I mentioned that we were in Berlin during a marathon and we just happened on it on our way to the subway on a Sunday morning when we saw some of the people in the "middle of the pack" run by. There were thousands of runners - it was a sea of people! (I believe the announced mentioned 30,000 participants, but Martin spotted jerseys with numbers as large as 35,000.) Runners from all over the world were there, from Germany (of course!), Italy, France, Sweden, Guatemala, Costa Rica, Korea, Chile, Japan, Australia, the US - to name just a few - and lots of Danes. We saw three Canadian shirts (one from Edmonton) and one runner wearing a Canadian hat. There were wheelchair athletes as well as lots of older runners. Many wore silly hats or costumes and the crowd cheered them on with clapping, noise-makers, signs and songs.

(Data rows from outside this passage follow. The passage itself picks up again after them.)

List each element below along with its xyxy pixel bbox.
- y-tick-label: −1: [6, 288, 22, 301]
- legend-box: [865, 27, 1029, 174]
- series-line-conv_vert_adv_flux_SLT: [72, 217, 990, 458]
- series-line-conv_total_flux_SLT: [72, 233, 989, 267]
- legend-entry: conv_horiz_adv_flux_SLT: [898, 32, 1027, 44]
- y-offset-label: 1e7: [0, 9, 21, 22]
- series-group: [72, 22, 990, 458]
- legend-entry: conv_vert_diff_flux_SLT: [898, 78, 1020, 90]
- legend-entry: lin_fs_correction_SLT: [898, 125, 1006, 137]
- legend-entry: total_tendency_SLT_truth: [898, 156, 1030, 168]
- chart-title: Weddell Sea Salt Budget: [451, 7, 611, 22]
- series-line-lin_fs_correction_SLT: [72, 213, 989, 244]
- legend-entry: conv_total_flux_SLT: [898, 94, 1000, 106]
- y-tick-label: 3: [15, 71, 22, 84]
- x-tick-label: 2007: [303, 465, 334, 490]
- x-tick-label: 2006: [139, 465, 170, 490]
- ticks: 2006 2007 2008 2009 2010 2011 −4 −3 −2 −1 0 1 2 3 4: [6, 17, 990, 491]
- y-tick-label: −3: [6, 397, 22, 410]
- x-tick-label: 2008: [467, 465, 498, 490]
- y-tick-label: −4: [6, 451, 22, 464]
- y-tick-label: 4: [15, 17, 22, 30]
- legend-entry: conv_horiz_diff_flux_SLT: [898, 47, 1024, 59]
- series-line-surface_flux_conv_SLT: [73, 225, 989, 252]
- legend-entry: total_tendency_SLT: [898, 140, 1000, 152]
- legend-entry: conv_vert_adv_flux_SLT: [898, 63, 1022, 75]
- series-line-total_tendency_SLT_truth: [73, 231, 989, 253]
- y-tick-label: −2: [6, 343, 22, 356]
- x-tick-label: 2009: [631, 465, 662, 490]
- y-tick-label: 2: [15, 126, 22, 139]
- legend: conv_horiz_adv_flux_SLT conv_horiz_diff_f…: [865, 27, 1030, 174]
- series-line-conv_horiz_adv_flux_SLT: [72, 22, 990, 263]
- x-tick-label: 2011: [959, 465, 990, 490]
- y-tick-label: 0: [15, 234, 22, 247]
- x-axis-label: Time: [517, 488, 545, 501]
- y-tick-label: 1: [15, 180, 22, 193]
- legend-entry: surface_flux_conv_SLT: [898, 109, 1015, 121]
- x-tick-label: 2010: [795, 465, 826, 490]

Our destination that morning was the Brandenburg Gates, but that's also where the race started and ended, so there was a huge crowd to navigate around (not to mention that much of the area was cordoned off for the race). It was interesting watching the runners reach the finish line. Each runner was given a medal commemorating the event, wrapped in a length of yellow plastic and then led to the recovery area to rest, rehydrate and eat. They even had hundreds of massage tables set up for soothing tired muscles! The whole area was surrounded by trucks where the participants, when they were finished, could retrieve their clothing. There were dozens of portable toilets, all sorts of food stands, as well as giveaways. (I got a measuring tape for a promotion to do with something about losing weight and Martin got a nice, juicy cherry sucker - not sure what it was for, but he got the better of the deal. I was starving and felt like Charlie Brown when all we got trick-or-treating at Hallowe'we was a rock! Martin (excitedly): "I got a nice, juicy cherry lollipop. What did you get?" Me (disappointed but resigned): "I got a measuring tape.") It was a huge production - and quite the experience! After surviving the crowds and having to walk way around the marathon area to reach our destination, we both felt like we'd run marathons ourselves!

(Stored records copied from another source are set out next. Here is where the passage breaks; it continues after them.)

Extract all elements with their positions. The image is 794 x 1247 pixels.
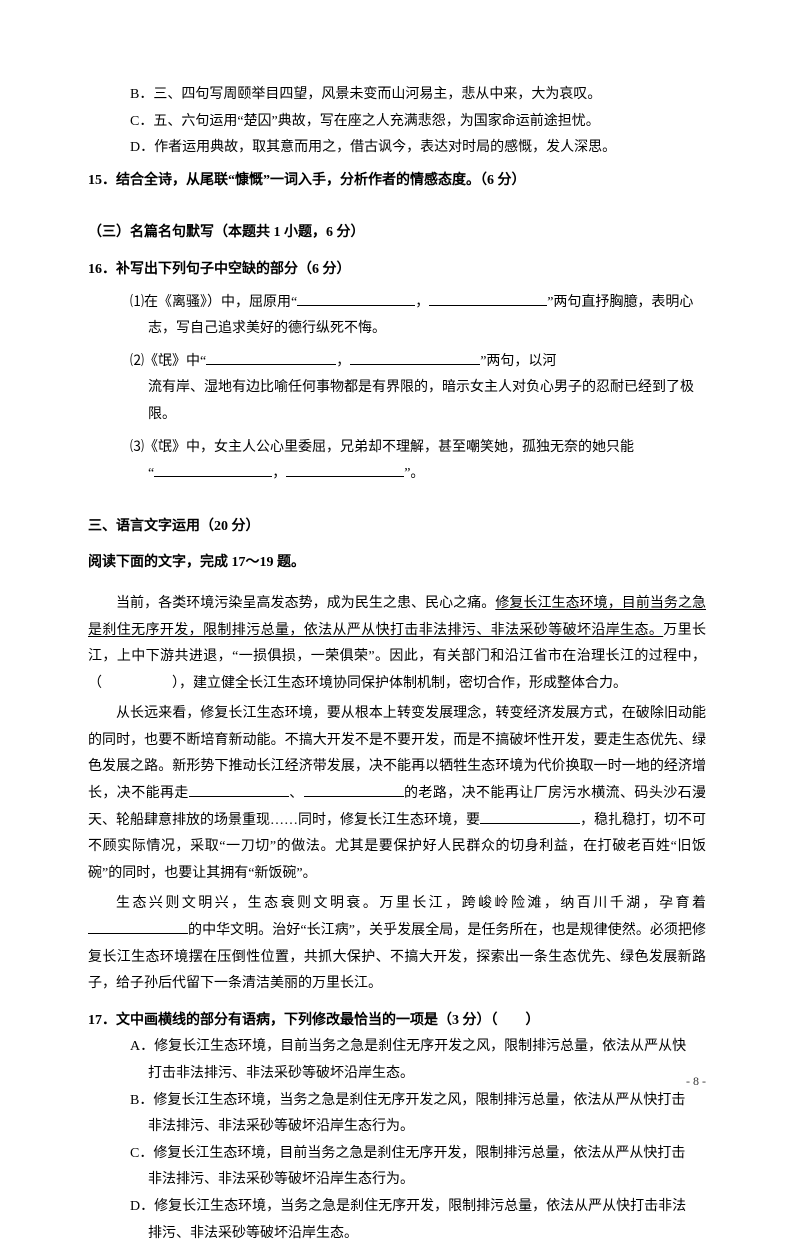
choice-d: D．作者运用典故，取其意而用之，借古讽今，表达对时局的感慨，发人深思。 xyxy=(88,135,706,162)
q17-choice-c: C．修复长江生态环境，目前当务之急是刹住无序开发，限制排污总量，依法从严从快打击 xyxy=(88,1141,706,1168)
q17-choice-b-cont: 非法排污、非法采砂等破坏沿岸生态行为。 xyxy=(88,1114,706,1141)
section-3-title: （三）名篇名句默写（本题共 1 小题，6 分） xyxy=(88,220,706,247)
paragraph-2: 从长远来看，修复长江生态环境，要从根本上转变发展理念，转变经济发展方式，在破除旧… xyxy=(88,701,706,887)
q17-choice-a-cont: 打击非法排污、非法采砂等破坏沿岸生态。 xyxy=(88,1061,706,1088)
blank xyxy=(350,351,480,365)
q16-sub2: ⑵《氓》中“ ， ”两句，以河 xyxy=(88,349,706,376)
q16-sub3-line2: “，”。 xyxy=(88,461,706,488)
blank xyxy=(154,463,272,477)
q17-choice-a: A．修复长江生态环境，目前当务之急是刹住无序开发之风，限制排污总量，依法从严从快 xyxy=(88,1034,706,1061)
q16-s2b: ， xyxy=(336,354,350,369)
para3-a: 生态兴则文明兴，生态衰则文明衰。万里长江，跨峻岭险滩，纳百川千湖，孕育着 xyxy=(116,896,706,911)
para1-a: 当前，各类环境污染呈高发态势，成为民生之患、民心之痛。 xyxy=(116,596,495,611)
q16-s2c: ”两句，以河 xyxy=(480,354,556,369)
choice-b: B．三、四句写周颐举目四望，风景未变而山河易主，悲从中来，大为哀叹。 xyxy=(88,82,706,109)
q16-sub1: ⑴在《离骚》）中，屈原用“ ， ”两句直抒胸臆，表明心 xyxy=(88,290,706,317)
q16-s2a: ⑵《氓》中“ xyxy=(130,354,206,369)
question-15: 15．结合全诗，从尾联“慷慨”一词入手，分析作者的情感态度。（6 分） xyxy=(88,168,706,195)
blank xyxy=(189,783,289,797)
q16-sub3: ⑶《氓》中，女主人公心里委屈，兄弟却不理解，甚至嘲笑她，孤独无奈的她只能 xyxy=(88,435,706,462)
paragraph-1: 当前，各类环境污染呈高发态势，成为民生之患、民心之痛。修复长江生态环境，目前当务… xyxy=(88,591,706,697)
choice-c: C．五、六句运用“楚囚”典故，写在座之人充满悲怨，为国家命运前途担忧。 xyxy=(88,109,706,136)
blank xyxy=(88,920,188,934)
page-number: - 8 - xyxy=(686,1070,706,1093)
q16-sub2-cont: 流有岸、湿地有边比喻任何事物都是有界限的，暗示女主人对负心男子的忍耐已经到了极限… xyxy=(88,375,706,428)
blank xyxy=(480,810,580,824)
q16-sub1-cont: 志，写自己追求美好的德行纵死不悔。 xyxy=(88,316,706,343)
blank xyxy=(429,292,547,306)
paragraph-3: 生态兴则文明兴，生态衰则文明衰。万里长江，跨峻岭险滩，纳百川千湖，孕育着的中华文… xyxy=(88,891,706,997)
q16-s1a: ⑴在《离骚》）中，屈原用“ xyxy=(130,295,297,310)
para2-b: 、 xyxy=(289,786,304,801)
blank xyxy=(286,463,404,477)
blank xyxy=(297,292,415,306)
blank xyxy=(304,783,404,797)
q16-s1b: ， xyxy=(415,295,429,310)
question-16-title: 16．补写出下列句子中空缺的部分（6 分） xyxy=(88,257,706,284)
q17-choice-b: B．修复长江生态环境，当务之急是刹住无序开发之风，限制排污总量，依法从严从快打击 xyxy=(88,1088,706,1115)
q17-choice-c-cont: 非法排污、非法采砂等破坏沿岸生态行为。 xyxy=(88,1167,706,1194)
section-language-title: 三、语言文字运用（20 分） xyxy=(88,514,706,541)
q17-choice-d: D．修复长江生态环境，当务之急是刹住无序开发，限制排污总量，依法从严从快打击非法 xyxy=(88,1194,706,1221)
question-17-title: 17．文中画横线的部分有语病，下列修改最恰当的一项是（3 分）（ ） xyxy=(88,1008,706,1035)
q16-s3d: ”。 xyxy=(404,466,424,481)
blank xyxy=(206,351,336,365)
q16-s1c: ”两句直抒胸臆，表明心 xyxy=(547,295,693,310)
q16-s3c: ， xyxy=(272,466,286,481)
q17-choice-d-cont: 排污、非法采砂等破坏沿岸生态。 xyxy=(88,1221,706,1247)
reading-instruction: 阅读下面的文字，完成 17～19 题。 xyxy=(88,550,706,577)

One of the most colourful characters at our hostel was a woman named Scarlet who was born in Arkansas, but considered herself a "citizen of the world" because she had lived all over the globe. A speech language pathologist, she said she was having a mid-life crisis, so had quit her current job and was trying to figure out to do with the rest of her life. One of the other reasons she said she had left was that she couldn't stand the Bush administration and what they were doing to the US. She was frustrated that the American people had voted him in for a second term and feels it may very well mean the end of the US as a world power.

The hostel owner, Liane, was also a very interesting person. Her mother is Hungarian and her father from Papua, New Guinea, but she is German and also Jewish, so I guess you could say she is a citizen of the world as well! Every year she spends three months in Japan studying meditation and when the hostel is closed from January to March, she travels. On one trip, she spent two weeks with her son making her way through the Sumatran jungle with only a compass and a machete!